Statement
Statement summary
UHURU KENYATTA, President of Kenya, expressed strong support for the General Assembly’s intention to better enable the United Nations Human Settlement Programme (UN-Habitat) and the United Nations Environment Programme (UNEP) to fulfil their global mandates. However, he said there was a need for broader reforms. In almost every part of the world, there is a growing trust gap between citizens and their governing institutions, due to growing awareness of the scourge of corruption and wastage of public resources.
Pointing beyond individual corruption, he said major corporations are misrepresenting earnings to deny Governments revenues needed for investment in public goods. The corrupt dealings of cartels and oligopolies pillaging Africa’s resources “have over several decades been clothed in the garments of legality”, leading to “popular theorizing of Africa’s resource curse” he said.
Continuing, he said that citizens all over the world are more aware that a globalized financial and legal system enables the illegal conduct of corrupt individuals, with Africa probably enduring the most suffering. Saying evidence increasingly marked Africa as a net exporter of capital through illicit outflows, he cited conservative estimates that the outflow ranged between $1.2 and $1.4 trillion between 1980 and 2009, roughly equal to the continent’s current gross domestic product (GDP) and “surpassing by far the money it received from outside over the same period”. Illicit capital powers a global corrupt network used by drug cartels and even terrorist organizations, driving a loss of trust in national, regional and global governing institutions, and thus enabling populists and extremists who thrive in chronic instability.
Turning to international conflict, he praised the regional efforts of the African Union Mission in Somalia (AMISOM), which has degraded one of Al-Qaida’s most ambitious affiliates. “Kenya has been part of this journey from the start”, he said, as in Nairobi, the Kenyan people had provided material and moral support to negotiate a transitional federal State into existence. The Kenyan people have lost lives and property in pursuit of peace in Somalia, and the job is not yet done. With military success over Al-Shabaab a necessity for other political and economic solutions, he called for international support commensurate with the threat scenario. “What the international community is doing with Somalia is not good enough,” he stated. In South Sudan, he said that forging stability and peace requires a commitment to work closely with South Sudanese parties in the wake of a revitalized peace agreement. Kenya is proud of its role there and calls on the international community to redouble efforts to end the suffering of its people, as “in building peace there are no silver bullets”.
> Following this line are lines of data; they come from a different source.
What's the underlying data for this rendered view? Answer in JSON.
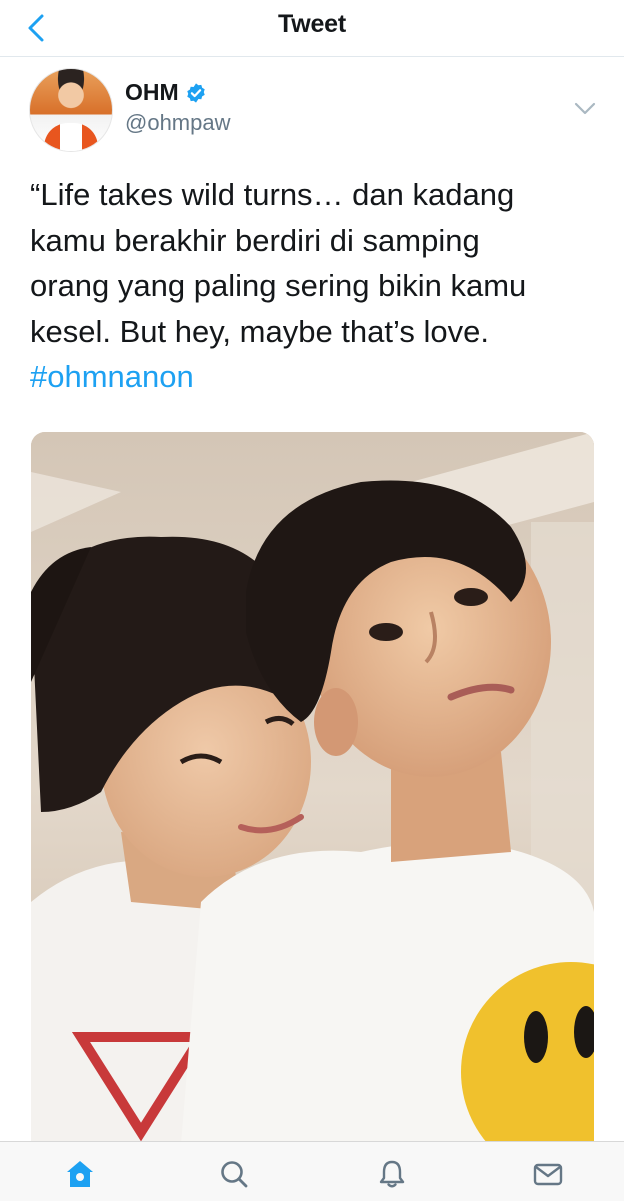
{
  "header": {
    "title": "Tweet",
    "back_icon": "chevron-left-icon"
  },
  "author": {
    "display_name": "OHM",
    "handle": "@ohmpaw",
    "verified": true,
    "avatar_icon": "avatar"
  },
  "tweet": {
    "lines": [
      "“Life takes wild turns… dan kadang",
      "kamu berakhir berdiri di samping",
      "orang yang paling sering bikin kamu",
      "kesel. But hey, maybe that’s love."
    ],
    "hashtag": "#ohmnanon"
  },
  "tabbar": {
    "items": [
      {
        "icon": "home-icon",
        "active": true
      },
      {
        "icon": "search-icon",
        "active": false
      },
      {
        "icon": "bell-icon",
        "active": false
      },
      {
        "icon": "mail-icon",
        "active": false
      }
    ]
  },
  "colors": {
    "accent": "#1da1f2",
    "text": "#14171a",
    "secondary": "#657786"
  }
}
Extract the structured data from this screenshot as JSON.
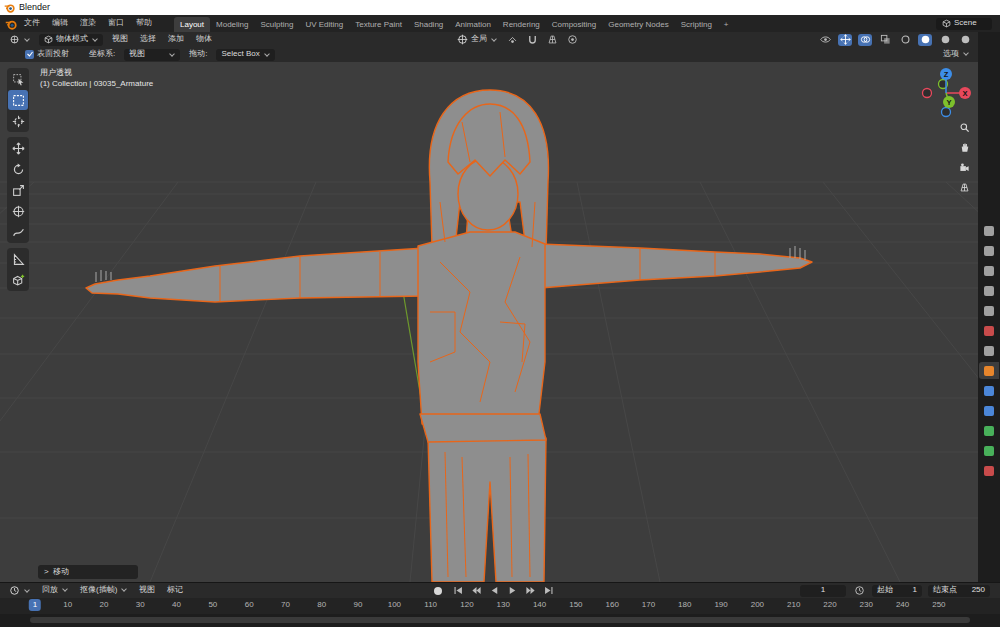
{
  "window": {
    "title": "Blender"
  },
  "menu": [
    "文件",
    "编辑",
    "渲染",
    "窗口",
    "帮助"
  ],
  "workspaces": [
    {
      "label": "Layout",
      "selected": true
    },
    {
      "label": "Modeling",
      "selected": false
    },
    {
      "label": "Sculpting",
      "selected": false
    },
    {
      "label": "UV Editing",
      "selected": false
    },
    {
      "label": "Texture Paint",
      "selected": false
    },
    {
      "label": "Shading",
      "selected": false
    },
    {
      "label": "Animation",
      "selected": false
    },
    {
      "label": "Rendering",
      "selected": false
    },
    {
      "label": "Compositing",
      "selected": false
    },
    {
      "label": "Geometry Nodes",
      "selected": false
    },
    {
      "label": "Scripting",
      "selected": false
    }
  ],
  "add_workspace": "+",
  "scene": "Scene",
  "header": {
    "mode": "物体模式",
    "menus": [
      "视图",
      "选择",
      "添加",
      "物体"
    ],
    "orientation": "全局"
  },
  "tool_settings": {
    "surface_project": {
      "label": "表面投射",
      "checked": true
    },
    "orientation_label": "坐标系:",
    "orientation": "视图",
    "drag_label": "拖动:",
    "drag": "Select Box",
    "options": "选项"
  },
  "viewport": {
    "view_name": "用户透视",
    "collection": "(1) Collection | 03035_Armature",
    "tools": [
      {
        "kind": "tweak",
        "selected": false
      },
      {
        "kind": "select",
        "selected": true
      },
      {
        "kind": "cursor",
        "selected": false
      },
      {
        "kind": "move",
        "selected": false
      },
      {
        "kind": "rotate",
        "selected": false
      },
      {
        "kind": "scale",
        "selected": false
      },
      {
        "kind": "transform",
        "selected": false
      },
      {
        "kind": "annotate",
        "selected": false
      },
      {
        "kind": "measure",
        "selected": false
      },
      {
        "kind": "add",
        "selected": false
      }
    ],
    "gizmo": [
      {
        "label": "X",
        "color": "#e8485c"
      },
      {
        "label": "Y",
        "color": "#7ec02c"
      },
      {
        "label": "Z",
        "color": "#3d8ee8"
      }
    ]
  },
  "last_operator": {
    "arrow": ">",
    "label": "移动"
  },
  "properties_tabs": [
    {
      "color": "#a0a0a0",
      "selected": false
    },
    {
      "color": "#a0a0a0",
      "selected": false
    },
    {
      "color": "#a0a0a0",
      "selected": false
    },
    {
      "color": "#a0a0a0",
      "selected": false
    },
    {
      "color": "#a0a0a0",
      "selected": false
    },
    {
      "color": "#c84b4b",
      "selected": false
    },
    {
      "color": "#a0a0a0",
      "selected": false
    },
    {
      "color": "#e8862c",
      "selected": true
    },
    {
      "color": "#4b86d8",
      "selected": false
    },
    {
      "color": "#4b86d8",
      "selected": false
    },
    {
      "color": "#48b05a",
      "selected": false
    },
    {
      "color": "#48b05a",
      "selected": false
    },
    {
      "color": "#c84b4b",
      "selected": false
    }
  ],
  "timeline": {
    "menus": [
      {
        "label": "回放",
        "kind": "dropdown"
      },
      {
        "label": "抠像(插帧)",
        "kind": "dropdown"
      },
      {
        "label": "视图",
        "kind": "menu"
      },
      {
        "label": "标记",
        "kind": "menu"
      }
    ],
    "current_frame": "1",
    "start_label": "起始",
    "start": "1",
    "end_label": "结束点",
    "end": "250",
    "playhead": "1",
    "ticks": [
      "10",
      "20",
      "30",
      "40",
      "50",
      "60",
      "70",
      "80",
      "90",
      "100",
      "110",
      "120",
      "130",
      "140",
      "150",
      "160",
      "170",
      "180",
      "190",
      "200",
      "210",
      "220",
      "230",
      "240",
      "250"
    ]
  }
}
Globally, he said multilateralism is under severe strain, threatening the system of trade and security established after the Second World War under the aegis of the United Nations. Calling for bold solutions, he said the global community must fight impunity and corruption, fraud and abuse of public trust. Kenya has reached out to partners in Switzerland and the United Kingdom to counter transfers of illegal proceeds to their banking and financial systems, but bilateral agreements must come with determined reforms. Saying that one such reform must occur in the Security Council, he called for two permanent seats for Africa to counter the “historical injustice” of its under-representation in the non-permanent Member category. “Global decision-making needs more of Africa, if the world is to respond wisely to the demographic and economic shifts under way,” he said.